Sony’s next PlayStation could arrive much later than gamers expected. A continuing shortage of advanced memory chips, now heavily diverted to AI hardware, has reportedly pushed the PS6 timeline to 2028 or even 2029. The shift would give the PS5 an unusually long life cycle and shows how the semiconductor race is rewriting launch calendars across the tech industry.
In a sign of rising investor appetite for military AI, US-based startup Breaker has secured $6 million in seed funding. The company is building voice-driven AI agents designed to operate drones and battlefield systems. The fresh capital reflects a broader pivot toward automation in defence, where speed, autonomy, and real-time decision-making are becoming critical.

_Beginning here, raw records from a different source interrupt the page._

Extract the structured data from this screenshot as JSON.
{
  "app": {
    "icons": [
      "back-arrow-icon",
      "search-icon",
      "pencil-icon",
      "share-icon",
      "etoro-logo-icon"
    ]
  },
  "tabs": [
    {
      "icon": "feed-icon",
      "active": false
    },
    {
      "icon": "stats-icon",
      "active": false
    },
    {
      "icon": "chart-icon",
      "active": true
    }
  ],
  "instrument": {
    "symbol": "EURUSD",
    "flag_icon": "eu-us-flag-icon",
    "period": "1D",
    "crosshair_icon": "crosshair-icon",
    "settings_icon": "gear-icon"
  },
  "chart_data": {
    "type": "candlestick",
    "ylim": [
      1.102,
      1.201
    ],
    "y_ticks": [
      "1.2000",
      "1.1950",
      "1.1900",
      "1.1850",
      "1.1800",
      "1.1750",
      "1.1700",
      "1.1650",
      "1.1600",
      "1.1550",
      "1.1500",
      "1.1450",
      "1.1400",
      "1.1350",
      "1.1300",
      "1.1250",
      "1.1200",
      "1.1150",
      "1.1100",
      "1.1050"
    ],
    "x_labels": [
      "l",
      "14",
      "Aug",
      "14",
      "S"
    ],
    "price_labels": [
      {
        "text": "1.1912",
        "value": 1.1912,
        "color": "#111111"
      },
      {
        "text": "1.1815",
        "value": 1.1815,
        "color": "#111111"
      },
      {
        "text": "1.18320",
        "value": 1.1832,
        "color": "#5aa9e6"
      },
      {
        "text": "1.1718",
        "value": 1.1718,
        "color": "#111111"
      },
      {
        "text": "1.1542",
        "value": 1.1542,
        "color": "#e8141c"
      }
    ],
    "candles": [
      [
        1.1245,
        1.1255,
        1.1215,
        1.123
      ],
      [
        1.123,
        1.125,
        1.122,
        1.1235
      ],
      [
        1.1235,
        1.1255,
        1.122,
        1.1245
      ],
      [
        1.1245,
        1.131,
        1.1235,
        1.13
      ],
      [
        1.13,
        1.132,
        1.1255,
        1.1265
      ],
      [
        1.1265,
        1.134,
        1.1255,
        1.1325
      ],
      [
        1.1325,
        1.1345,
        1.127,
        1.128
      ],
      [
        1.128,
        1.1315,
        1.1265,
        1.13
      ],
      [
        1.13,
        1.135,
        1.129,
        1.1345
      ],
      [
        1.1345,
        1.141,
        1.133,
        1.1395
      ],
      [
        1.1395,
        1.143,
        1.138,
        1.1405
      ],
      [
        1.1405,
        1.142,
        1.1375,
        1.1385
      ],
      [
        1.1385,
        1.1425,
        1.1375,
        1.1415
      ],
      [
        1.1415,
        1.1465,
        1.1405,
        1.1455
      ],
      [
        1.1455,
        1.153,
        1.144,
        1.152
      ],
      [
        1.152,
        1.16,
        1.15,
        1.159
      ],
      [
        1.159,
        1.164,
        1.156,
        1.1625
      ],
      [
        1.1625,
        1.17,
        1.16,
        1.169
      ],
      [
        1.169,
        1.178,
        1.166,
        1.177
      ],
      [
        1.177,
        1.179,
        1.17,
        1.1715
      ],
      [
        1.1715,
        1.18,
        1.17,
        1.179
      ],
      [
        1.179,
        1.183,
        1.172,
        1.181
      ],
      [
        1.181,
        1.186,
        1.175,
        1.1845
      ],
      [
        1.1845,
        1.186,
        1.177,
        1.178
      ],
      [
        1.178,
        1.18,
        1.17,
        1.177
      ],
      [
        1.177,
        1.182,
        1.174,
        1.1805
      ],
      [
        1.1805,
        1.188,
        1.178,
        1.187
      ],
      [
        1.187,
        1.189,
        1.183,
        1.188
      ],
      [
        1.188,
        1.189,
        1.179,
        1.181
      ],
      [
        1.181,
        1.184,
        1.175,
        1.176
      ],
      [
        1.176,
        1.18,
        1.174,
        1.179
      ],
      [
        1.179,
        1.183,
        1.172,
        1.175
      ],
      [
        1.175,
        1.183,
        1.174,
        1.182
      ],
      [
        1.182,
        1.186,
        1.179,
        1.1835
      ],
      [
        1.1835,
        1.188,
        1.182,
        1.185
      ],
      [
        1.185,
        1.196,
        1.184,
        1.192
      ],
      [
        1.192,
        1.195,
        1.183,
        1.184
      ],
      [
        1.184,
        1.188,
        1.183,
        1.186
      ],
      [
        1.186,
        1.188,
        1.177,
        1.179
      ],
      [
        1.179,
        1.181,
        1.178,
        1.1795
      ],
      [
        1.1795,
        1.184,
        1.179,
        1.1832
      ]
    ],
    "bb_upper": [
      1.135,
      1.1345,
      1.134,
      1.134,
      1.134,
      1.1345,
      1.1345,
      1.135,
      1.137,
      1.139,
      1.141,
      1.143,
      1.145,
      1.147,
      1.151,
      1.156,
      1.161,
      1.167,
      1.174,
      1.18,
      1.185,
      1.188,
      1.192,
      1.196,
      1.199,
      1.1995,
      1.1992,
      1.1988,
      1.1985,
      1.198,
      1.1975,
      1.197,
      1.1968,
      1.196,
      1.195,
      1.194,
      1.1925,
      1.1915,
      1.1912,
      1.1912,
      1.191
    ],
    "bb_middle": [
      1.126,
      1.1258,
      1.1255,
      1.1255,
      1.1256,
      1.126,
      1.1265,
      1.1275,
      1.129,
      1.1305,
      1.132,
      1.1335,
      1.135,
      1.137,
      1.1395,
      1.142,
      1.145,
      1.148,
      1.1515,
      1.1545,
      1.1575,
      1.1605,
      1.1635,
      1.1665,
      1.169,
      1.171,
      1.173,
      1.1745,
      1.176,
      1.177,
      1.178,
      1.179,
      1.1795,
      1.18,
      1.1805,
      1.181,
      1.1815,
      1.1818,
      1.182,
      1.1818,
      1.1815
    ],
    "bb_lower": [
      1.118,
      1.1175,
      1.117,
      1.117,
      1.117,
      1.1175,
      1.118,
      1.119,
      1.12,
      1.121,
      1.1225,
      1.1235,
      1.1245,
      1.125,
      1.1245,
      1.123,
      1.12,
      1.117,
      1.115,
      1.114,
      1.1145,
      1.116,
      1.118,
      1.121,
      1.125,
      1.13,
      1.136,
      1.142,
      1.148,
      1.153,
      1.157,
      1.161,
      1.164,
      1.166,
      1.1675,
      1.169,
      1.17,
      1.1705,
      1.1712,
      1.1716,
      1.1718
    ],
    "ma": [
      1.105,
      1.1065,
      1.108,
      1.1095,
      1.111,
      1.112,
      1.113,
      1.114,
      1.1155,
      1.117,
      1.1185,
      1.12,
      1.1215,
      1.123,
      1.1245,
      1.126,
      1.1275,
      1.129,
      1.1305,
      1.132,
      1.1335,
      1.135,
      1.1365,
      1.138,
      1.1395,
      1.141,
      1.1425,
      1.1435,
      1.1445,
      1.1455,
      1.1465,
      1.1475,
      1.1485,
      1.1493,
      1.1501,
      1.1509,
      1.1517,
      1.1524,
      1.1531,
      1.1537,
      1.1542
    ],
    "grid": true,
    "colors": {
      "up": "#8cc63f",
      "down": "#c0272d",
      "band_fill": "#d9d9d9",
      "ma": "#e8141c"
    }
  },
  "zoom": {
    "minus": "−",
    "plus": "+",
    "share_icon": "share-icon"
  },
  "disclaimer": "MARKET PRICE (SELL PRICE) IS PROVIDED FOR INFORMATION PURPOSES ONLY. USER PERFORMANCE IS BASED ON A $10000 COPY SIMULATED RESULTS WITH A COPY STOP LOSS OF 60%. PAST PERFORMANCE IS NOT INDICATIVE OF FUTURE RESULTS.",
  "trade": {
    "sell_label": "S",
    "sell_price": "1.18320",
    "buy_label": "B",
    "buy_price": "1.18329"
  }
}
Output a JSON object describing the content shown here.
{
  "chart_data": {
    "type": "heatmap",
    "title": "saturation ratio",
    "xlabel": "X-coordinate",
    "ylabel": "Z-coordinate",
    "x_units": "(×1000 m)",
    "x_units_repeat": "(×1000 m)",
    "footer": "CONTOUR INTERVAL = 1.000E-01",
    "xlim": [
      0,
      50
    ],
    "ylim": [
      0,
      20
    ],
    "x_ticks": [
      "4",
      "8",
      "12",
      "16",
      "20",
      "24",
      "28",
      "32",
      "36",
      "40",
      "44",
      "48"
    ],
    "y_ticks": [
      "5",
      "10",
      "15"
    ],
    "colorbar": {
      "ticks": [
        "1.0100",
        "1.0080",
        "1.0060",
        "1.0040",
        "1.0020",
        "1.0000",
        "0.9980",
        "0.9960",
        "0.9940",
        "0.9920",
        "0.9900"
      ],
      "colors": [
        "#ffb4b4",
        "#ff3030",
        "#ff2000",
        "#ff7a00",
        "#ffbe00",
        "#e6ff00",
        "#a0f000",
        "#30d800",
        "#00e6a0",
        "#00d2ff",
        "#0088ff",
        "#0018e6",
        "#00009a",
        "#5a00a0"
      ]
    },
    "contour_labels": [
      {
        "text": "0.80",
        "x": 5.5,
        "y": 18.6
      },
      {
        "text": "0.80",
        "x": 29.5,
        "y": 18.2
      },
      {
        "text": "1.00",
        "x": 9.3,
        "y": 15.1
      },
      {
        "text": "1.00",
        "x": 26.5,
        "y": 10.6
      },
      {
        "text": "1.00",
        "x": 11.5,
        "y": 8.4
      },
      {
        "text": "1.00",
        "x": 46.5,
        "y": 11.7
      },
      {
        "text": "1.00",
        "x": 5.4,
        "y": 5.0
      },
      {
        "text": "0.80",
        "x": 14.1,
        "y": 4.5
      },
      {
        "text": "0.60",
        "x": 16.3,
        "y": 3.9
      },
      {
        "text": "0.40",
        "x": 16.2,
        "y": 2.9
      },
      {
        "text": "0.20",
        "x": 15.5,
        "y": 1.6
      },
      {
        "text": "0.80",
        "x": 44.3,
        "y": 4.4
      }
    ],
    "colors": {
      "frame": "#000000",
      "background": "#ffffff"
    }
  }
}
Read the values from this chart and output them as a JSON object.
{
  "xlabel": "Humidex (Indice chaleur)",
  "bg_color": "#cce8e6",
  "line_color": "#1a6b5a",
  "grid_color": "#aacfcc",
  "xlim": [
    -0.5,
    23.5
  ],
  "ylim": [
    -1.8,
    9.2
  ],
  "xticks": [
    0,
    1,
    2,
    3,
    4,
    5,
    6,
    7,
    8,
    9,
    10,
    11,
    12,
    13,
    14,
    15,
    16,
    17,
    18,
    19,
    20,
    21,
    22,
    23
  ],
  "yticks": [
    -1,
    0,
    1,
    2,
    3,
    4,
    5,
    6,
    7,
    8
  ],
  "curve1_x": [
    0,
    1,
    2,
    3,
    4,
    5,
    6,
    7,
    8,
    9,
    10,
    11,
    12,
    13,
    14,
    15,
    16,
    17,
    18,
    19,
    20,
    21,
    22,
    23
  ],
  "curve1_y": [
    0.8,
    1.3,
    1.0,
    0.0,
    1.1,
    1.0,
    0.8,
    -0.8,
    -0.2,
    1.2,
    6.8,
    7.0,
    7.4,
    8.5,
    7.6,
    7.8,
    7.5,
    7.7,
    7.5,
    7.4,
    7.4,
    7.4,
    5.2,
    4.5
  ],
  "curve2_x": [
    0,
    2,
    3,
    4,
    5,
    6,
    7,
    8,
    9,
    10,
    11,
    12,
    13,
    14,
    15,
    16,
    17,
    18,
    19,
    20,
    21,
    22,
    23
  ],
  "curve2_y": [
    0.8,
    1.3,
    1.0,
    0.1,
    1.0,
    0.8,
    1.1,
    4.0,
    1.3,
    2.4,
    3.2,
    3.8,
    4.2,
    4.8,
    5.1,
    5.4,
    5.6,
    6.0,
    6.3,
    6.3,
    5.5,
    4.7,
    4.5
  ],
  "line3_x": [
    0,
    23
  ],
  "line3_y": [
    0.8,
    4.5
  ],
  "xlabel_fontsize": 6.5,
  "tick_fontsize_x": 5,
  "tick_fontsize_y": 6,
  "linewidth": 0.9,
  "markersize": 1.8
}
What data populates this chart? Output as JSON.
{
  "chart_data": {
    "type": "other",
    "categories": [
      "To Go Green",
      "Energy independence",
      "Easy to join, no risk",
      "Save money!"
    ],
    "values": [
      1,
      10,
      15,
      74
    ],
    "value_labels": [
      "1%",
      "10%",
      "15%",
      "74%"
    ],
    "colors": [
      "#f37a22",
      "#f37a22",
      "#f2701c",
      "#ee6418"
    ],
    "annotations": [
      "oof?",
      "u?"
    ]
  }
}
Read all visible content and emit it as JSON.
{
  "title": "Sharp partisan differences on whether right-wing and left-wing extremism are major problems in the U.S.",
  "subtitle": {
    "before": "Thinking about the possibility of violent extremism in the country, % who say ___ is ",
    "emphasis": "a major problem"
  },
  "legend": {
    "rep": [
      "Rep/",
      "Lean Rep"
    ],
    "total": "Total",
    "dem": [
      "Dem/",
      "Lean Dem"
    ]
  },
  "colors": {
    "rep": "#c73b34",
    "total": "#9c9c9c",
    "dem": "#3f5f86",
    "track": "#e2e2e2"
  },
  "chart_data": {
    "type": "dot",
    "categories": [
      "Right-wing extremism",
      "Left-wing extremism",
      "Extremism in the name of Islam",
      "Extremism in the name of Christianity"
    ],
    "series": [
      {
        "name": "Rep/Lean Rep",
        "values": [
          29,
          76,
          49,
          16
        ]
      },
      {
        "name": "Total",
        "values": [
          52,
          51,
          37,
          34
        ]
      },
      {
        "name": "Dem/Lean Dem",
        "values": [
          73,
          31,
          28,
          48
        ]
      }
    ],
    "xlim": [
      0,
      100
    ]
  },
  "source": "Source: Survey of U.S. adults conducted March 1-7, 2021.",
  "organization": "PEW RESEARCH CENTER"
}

As AI spending accelerates, investors are scanning the market for companies best placed to ride the wave. A new watchlist highlights five firms spanning chips, cloud, and enterprise AI. The common thread is positioning: each sits at a layer of the AI stack where demand and long-term revenue visibility continue to strengthen.
In a notable shift from earlier automation fears, IBM says it will triple its entry-level hiring in the United States. The company now views junior employees as essential for managing AI systems, supporting clients, and building future leadership. The move signals how the AI transition is reshaping roles rather than simply eliminating them.
Victory Fintech has secured a coveted crypto licence from Hong Kong’s market regulator, becoming the first new entrant to the city’s tightly controlled digital-asset regime in months. The approval underlines Hong Kong’s push to balance innovation with strict compliance as it tries to reclaim ground as a global hub for regulated crypto activity.